An Intense Solar Storm During the Vietnam War
The following item is based in large part on an article that appeared in Meteored Italy, written by Margherita Erriu on July 2, 2023. Excerpts from the article will appear in Italics. In 1974, I was one of 2,500 recently discharged veterans attending Staten Island Community College and its upper division Richmond College. I was in the U.S. Army from 1970 to 1971, now reside in Staten Island, New York, and am a longstanding member of the Amateur Astronomers Association of New York. I volunteered at a peer-counseling program called the Veterans Advisement Center. At that time, a buddy of mine who was previously stationed at an Air Force base in Thailand told me that, “it’s probably classified, but during the mining of Haiphong Harbor in North Vietnam, our military readiness went to DEFCON 2.” He speculated that they had probably picked up Chinese Army movements to trigger the classification. However, last month when I read the Meteored Italy article, I understood what really happened:
A study by the University of Colorado has clarified the mystery of the sudden and instantaneous detonation of dozens of submarine devices (mines) off the coast of Vietnam during the Vietnam War. On August 4, 1972, in the midst of the Vietnam War, while United States Air Force pilots were flying over the Gulf of Biebu, dozens of submarine mines exploded simultaneously south of the port of Haiphong, in North Vietnam.
Can you imagine what our military intelligence analysts were thinking when they received the pilots report? Was this a new secret weapon? Who gave it to the Vietnamese? Surely, their first recommendation would have been to increase our defense posture. At the very least, the Strategic Air Command (SAC) would have received the DEFCON 2 order. This would buy time to figure out what happened.

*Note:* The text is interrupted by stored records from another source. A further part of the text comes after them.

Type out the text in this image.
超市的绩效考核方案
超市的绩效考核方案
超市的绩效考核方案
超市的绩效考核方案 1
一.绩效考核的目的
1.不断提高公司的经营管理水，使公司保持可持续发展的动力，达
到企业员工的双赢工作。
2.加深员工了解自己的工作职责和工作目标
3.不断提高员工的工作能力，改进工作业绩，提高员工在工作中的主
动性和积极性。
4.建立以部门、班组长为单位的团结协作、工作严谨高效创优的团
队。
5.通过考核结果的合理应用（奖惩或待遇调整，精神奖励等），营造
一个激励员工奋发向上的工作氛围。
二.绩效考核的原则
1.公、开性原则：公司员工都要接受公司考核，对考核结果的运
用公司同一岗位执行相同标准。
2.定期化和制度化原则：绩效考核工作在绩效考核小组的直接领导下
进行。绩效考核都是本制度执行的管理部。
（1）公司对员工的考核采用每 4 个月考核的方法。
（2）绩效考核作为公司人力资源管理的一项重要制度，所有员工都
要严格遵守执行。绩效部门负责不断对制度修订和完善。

American pilots stated that at the time no ships were navigating that stretch of sea. The naval mines had been laid at sea by the United States Navy just 3 months earlier to block the arrival of any supplies to (North) Vietnam.
Whether it was because the event was classified, or the government couldn’t come to any decisive proof, the incident remained an enigma until the present.
This was until a research team from the University of Colorado, led by Dr. Deloris Knipp, hypothesized a possible link between the detonation of the mines and intense solar activity recorded around those days.
At the time, Naval mines were activated by magnetic detection from the steel hull of a ship. Even a small change in the Earth’s magnetic signature caused by a passing ship was enough to explode the mine.
Dr. Knipp’s research team therefore hypothesized that the mines were detonated by an intense solar storm, which actually occurred and was recorded.
In fact, many astronomical observers at the time noticed that an active region (of the Sun) with numerous sunspots, the MR 11976 region, was…facing our planet. This very region between 2 and 4 August produced a series of flares with coronal mass ejections directed towards the Earth.
This is reminiscent of the Carrington Event of September 1st and 2nd in1859 (most likely a Coronal Mass Ejection) which shut down telegraph lines and burned telegraph operators. Lloyd’s of London and the Atmospheric and Environmental Research (AER) estimated that a similar event would cause damages of at least $698 billion to $3.02 trillion in terms of 2021 dollars or roughly 3.6 to 15.5% of annual GDP.
Let’s hope that such an event does not return again to deep-fry our modern-day technology!